No explicit (NSFW) content without content warnings and/or sensitive media markers. Explicit content must not be used in user avatars or header images.
No harassment of other users on this or other servers.
No content illegal in the following countries: United Kingdom, Germany
No incitement of violence or promotion of violent ideologies.
No disinformation regarding public health issues or political/military campaigns.
No spam. This includes commercial advertising, promotional campaigns, and SEO.”
If you like what you see, click the ‘Create Account’ button on the upper right of their about page. 🙂
If you have trouble, give it a few more days. There are lots of new arrivals and all the server administrators are scrambling to expand their capacity, so it’s not always running as quickly as usual, but that will be a brief problem and well worth all the nice new folks coming in.

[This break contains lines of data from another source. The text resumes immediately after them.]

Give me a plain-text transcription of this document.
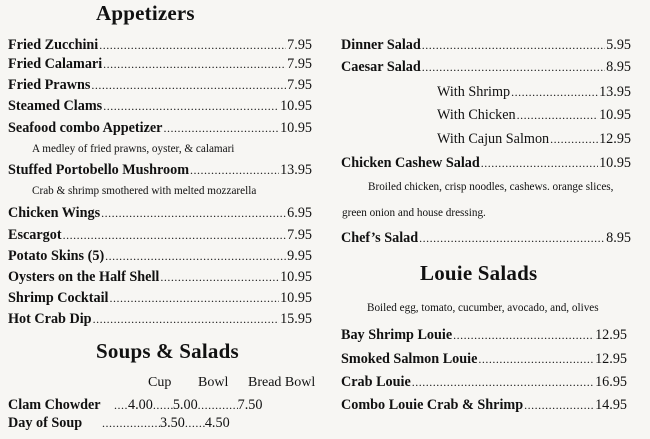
Appetizers
Fried Zucchini .....	7.95
Fried Calamari .....	7.95
Fried Prawns .....	7.95
Steamed Clams .....	10.95
Seafood combo Appetizer .....	10.95
A medley of fried prawns, oyster, & calamari
Stuffed Portobello Mushroom .....	13.95
Crab & shrimp smothered with melted mozzarella
Chicken Wings .....	6.95
Escargot .....	7.95
Potato Skins (5) .....	9.95
Oysters on the Half Shell .....	10.95
Shrimp Cocktail .....	10.95
Hot Crab Dip .....	15.95
Soups & Salads
Cup Bowl Bread Bowl
Clam Chowder .....	4.00 ..... 5.00 .....	7.50
Day of Soup .....	3.50 ..... 4.50
Dinner Salad .....	5.95
Caesar Salad .....	8.95
With Shrimp .....	13.95
With Chicken .....	10.95
With Cajun Salmon .....	12.95
Chicken Cashew Salad .....	10.95
Broiled chicken, crisp noodles, cashews. orange slices,
green onion and house dressing.
Chef’s Salad .....	8.95
Louie Salads
Boiled egg, tomato, cucumber, avocado, and, olives
Bay Shrimp Louie .....	12.95
Smoked Salmon Louie .....	12.95
Crab Louie .....	16.95
Combo Louie Crab & Shrimp .....	14.95
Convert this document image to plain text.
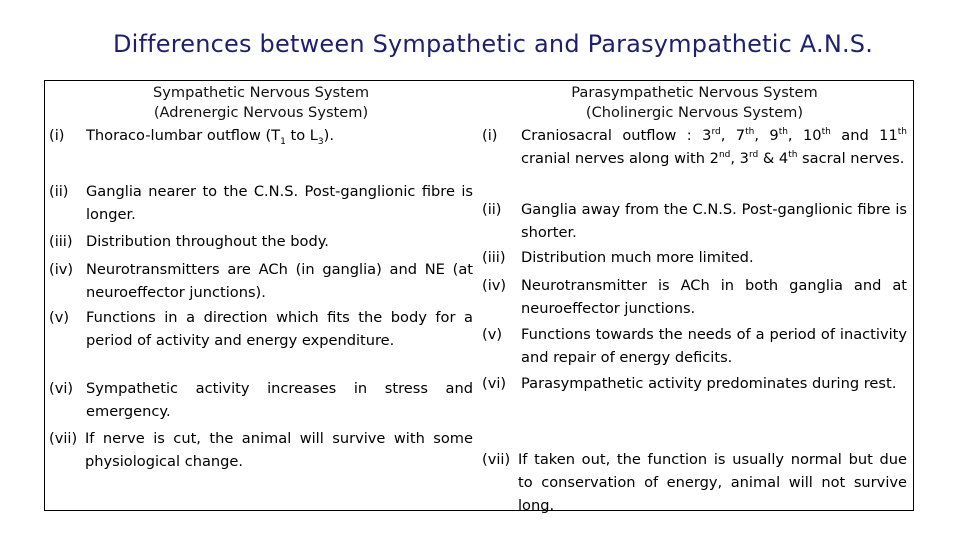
Differences between Sympathetic and Parasympathetic A.N.S.
Sympathetic Nervous System
(Adrenergic Nervous System)
(i) Thoraco-lumbar outflow ($T_1$ to $L_3$).
(ii) Ganglia nearer to the C.N.S. Post-ganglionic fibre is longer.
(iii) Distribution throughout the body.
(iv) Neurotransmitters are ACh (in ganglia) and NE (at neuroeffector junctions).
(v) Functions in a direction which fits the body for a period of activity and energy expenditure.
(vi) Sympathetic activity increases in stress and emergency.
(vii) If nerve is cut, the animal will survive with some physiological change.
Parasympathetic Nervous System
(Cholinergic Nervous System)
(i) Craniosacral outflow : 3rd, 7th, 9th, 10th and 11th cranial nerves along with 2nd, 3rd & 4th sacral nerves.
(ii) Ganglia away from the C.N.S. Post-ganglionic fibre is shorter.
(iii) Distribution much more limited.
(iv) Neurotransmitter is ACh in both ganglia and at neuroeffector junctions.
(v) Functions towards the needs of a period of inactivity and repair of energy deficits.
(vi) Parasympathetic activity predominates during rest.
(vii) If taken out, the function is usually normal but due to conservation of energy, animal will not survive long.
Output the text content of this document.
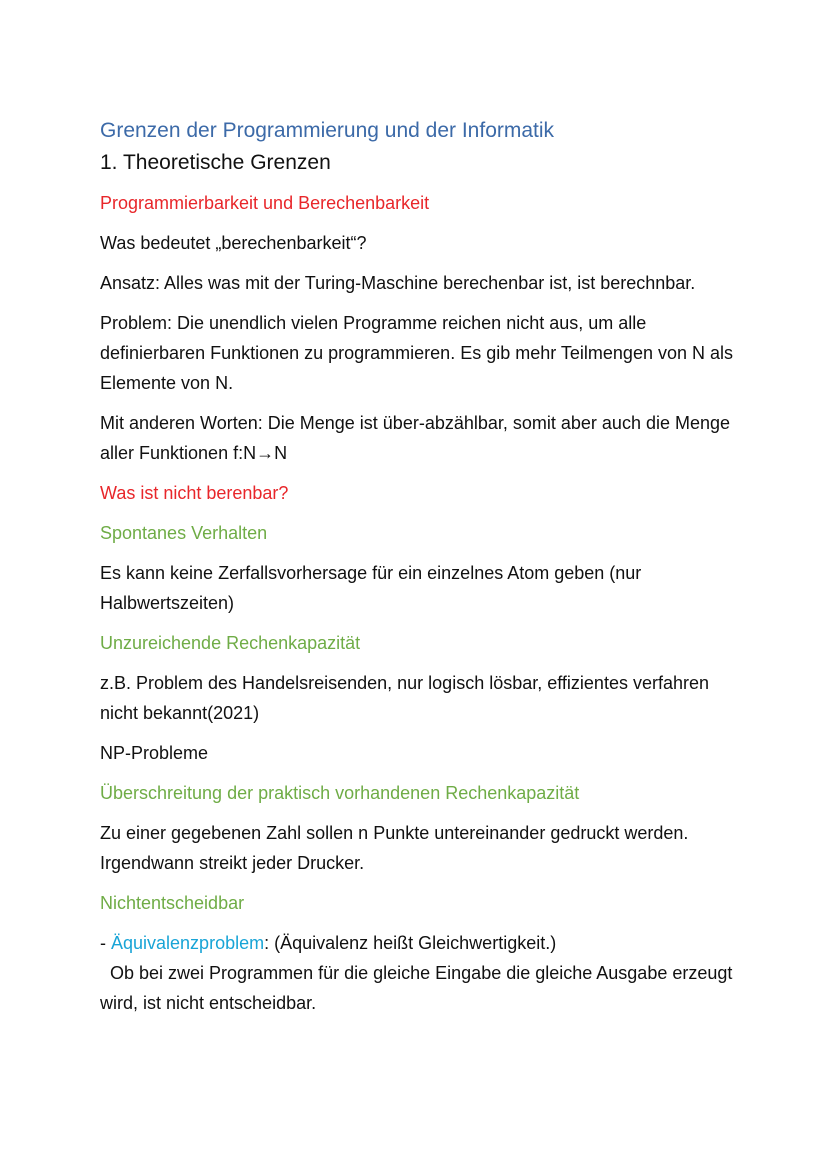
Grenzen der Programmierung und der Informatik
1. Theoretische Grenzen
Programmierbarkeit und Berechenbarkeit
Was bedeutet „berechenbarkeit“?
Ansatz: Alles was mit der Turing-Maschine berechenbar ist, ist berechnbar.
Problem: Die unendlich vielen Programme reichen nicht aus, um alle definierbaren Funktionen zu programmieren. Es gib mehr Teilmengen von N als Elemente von N.
Mit anderen Worten: Die Menge ist über-abzählbar, somit aber auch die Menge aller Funktionen f:N→N
Was ist nicht berenbar?
Spontanes Verhalten
Es kann keine Zerfallsvorhersage für ein einzelnes Atom geben (nur Halbwertszeiten)
Unzureichende Rechenkapazität
z.B. Problem des Handelsreisenden, nur logisch lösbar, effizientes verfahren nicht bekannt(2021)
NP-Probleme
Überschreitung der praktisch vorhandenen Rechenkapazität
Zu einer gegebenen Zahl sollen n Punkte untereinander gedruckt werden. Irgendwann streikt jeder Drucker.
Nichtentscheidbar
- Äquivalenzproblem: (Äquivalenz heißt Gleichwertigkeit.)
Ob bei zwei Programmen für die gleiche Eingabe die gleiche Ausgabe erzeugt wird, ist nicht entscheidbar.
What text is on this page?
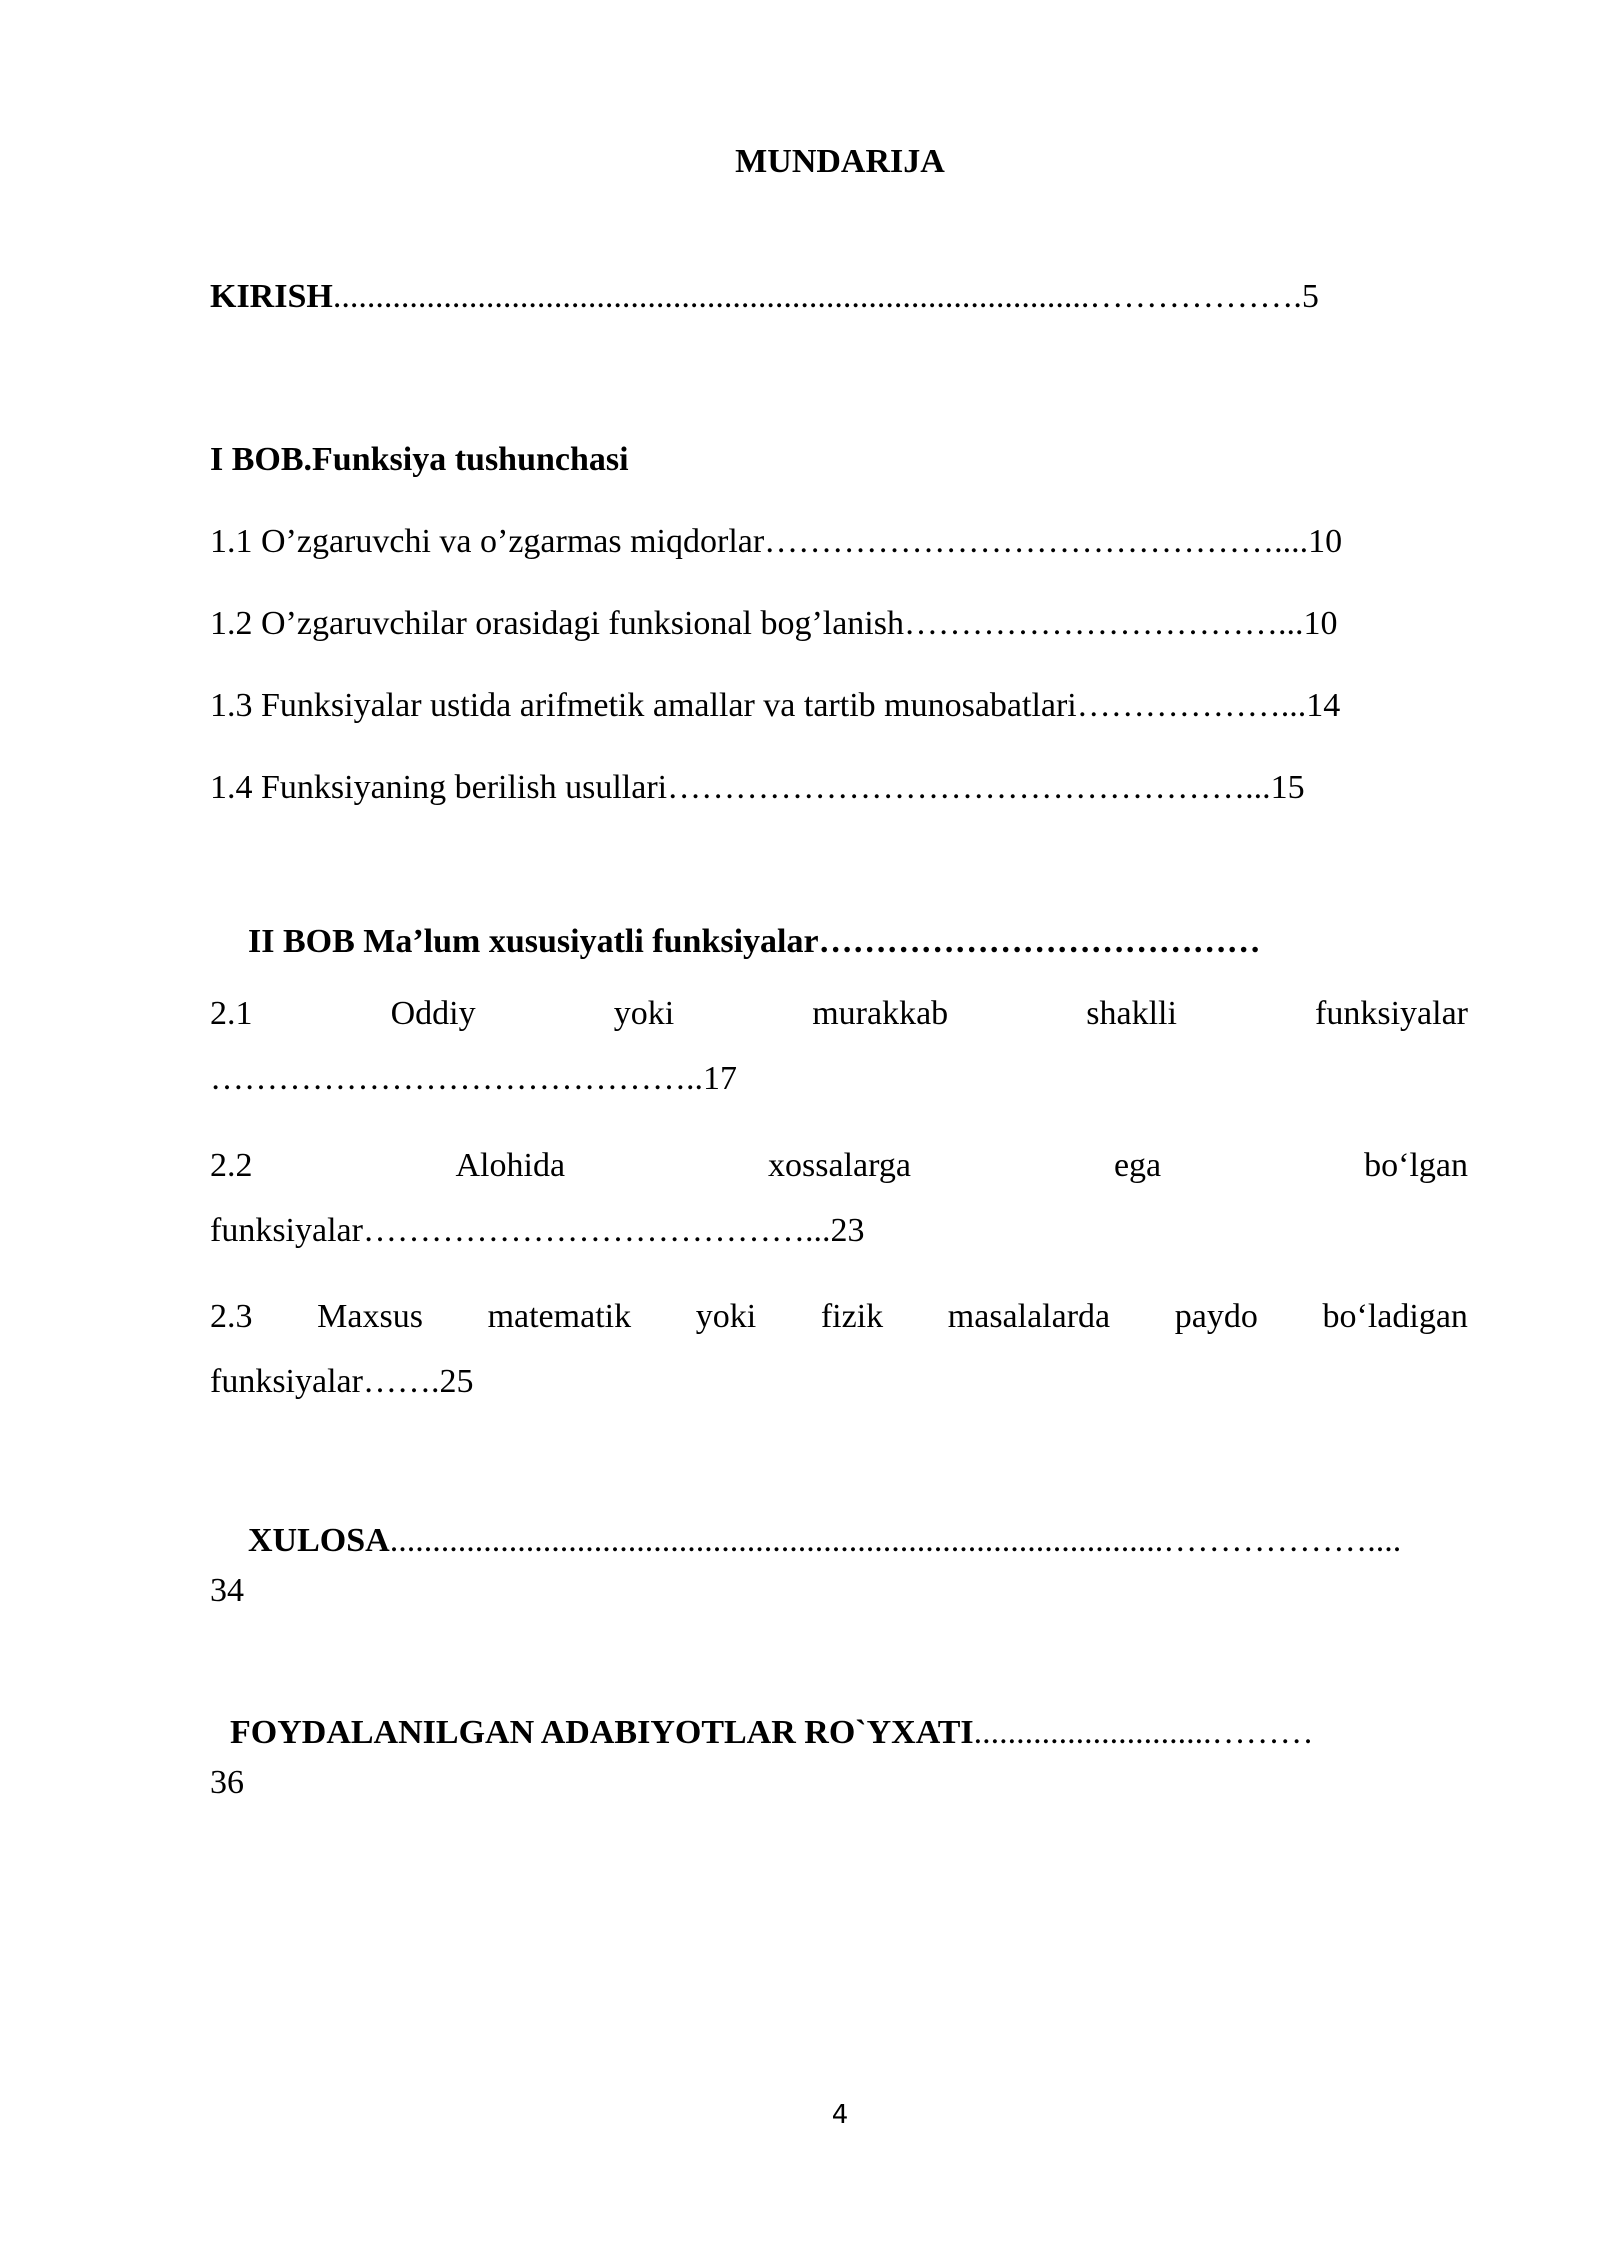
MUNDARIJA
KIRISH.........................................................................................……………….5
I BOB.Funksiya tushunchasi
1.1 O’zgaruvchi va o’zgarmas miqdorlar………………………………………....10
1.2 O’zgaruvchilar orasidagi funksional bog’lanish……………………………...10
1.3 Funksiyalar ustida arifmetik amallar va tartib munosabatlari………………...14
1.4 Funksiyaning berilish usullari……………………………………………...15
II BOB Ma’lum xususiyatli funksiyalar…………………………………
2.1	Oddiy	yoki	murakkab	shaklli	funksiyalar
……………………………………..17
2.2	Alohida	xossalarga	ega	bo‘lgan
funksiyalar…………………………………...23
2.3 Maxsus matematik yoki fizik masalalarda paydo bo‘ladigan
funksiyalar…….25
XULOSA...........................................................................................………………....
34
FOYDALANILGAN ADABIYOTLAR RO`YXATI............................………
36
4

Once you’re in your account, I recommend experimenting with the ‘Advanced Web Interface’; it’s not that advanced, it just gives you multiple columns which is a great way to find your interests and have them part of your default view. (⚙️Preferences > Appearance > ☑️Enable advanced web interface )
With that view you’ll start out with your Home column. That shows posts from everyone you follow and their “boosts”. That timeline is chronological, not based on an algorithm moving things around and adding advertising.
Boosts are like Twitter’s retweets—they share something to your followers and help that post show up in the Explore view—but you can’t add text on top of the share or “quotetweet”. (That is an intentional design choice to prevent people “hate sharing”.)
In Mastodon, you can also ⭐️Like, which shows up in the poster’s notifications and lets them know you liked something, but doesn’t otherwise affect anything.
No one’s posts are searchable on Mastodon—people can’t go hunting for someone to hassle using keywords like they can on Twitter—but hashtags are searchable. And when you search for a hashtag, the results will show up as a new column.
Click the slider controls icon and you can pin that column to your display.
Now you don’t have to search for it again, but instead when you go to your Mastodon account you’ll find all your birdy interests right there!
Notice how the person who posted that example, cytokine_storm, has the rest of their address starting out with something that isn’t my server, mastodon.social, but instead is “@aus.s…”. That’s because hashtags pass around between all the servers of the Fediverse. You don’t have to find the server where the birdwatchers are, you just have to watch the #birdwatching hashtag and their posts will come to you.
It gets even better because once you’ve pinned a search result into a column, you can further refine what that column displays. Say I want to see posts about #gardening. Here’s the column when I first pin it and expand the controls by clicking that little sliders icon.
Notice how people are listing the hashtag in their introductions. That’s nice, but say I actually want to skip most of those. I can turn on “Include additional tags for this column” and it changes to this:
I can do lots of fine tuning with these controls!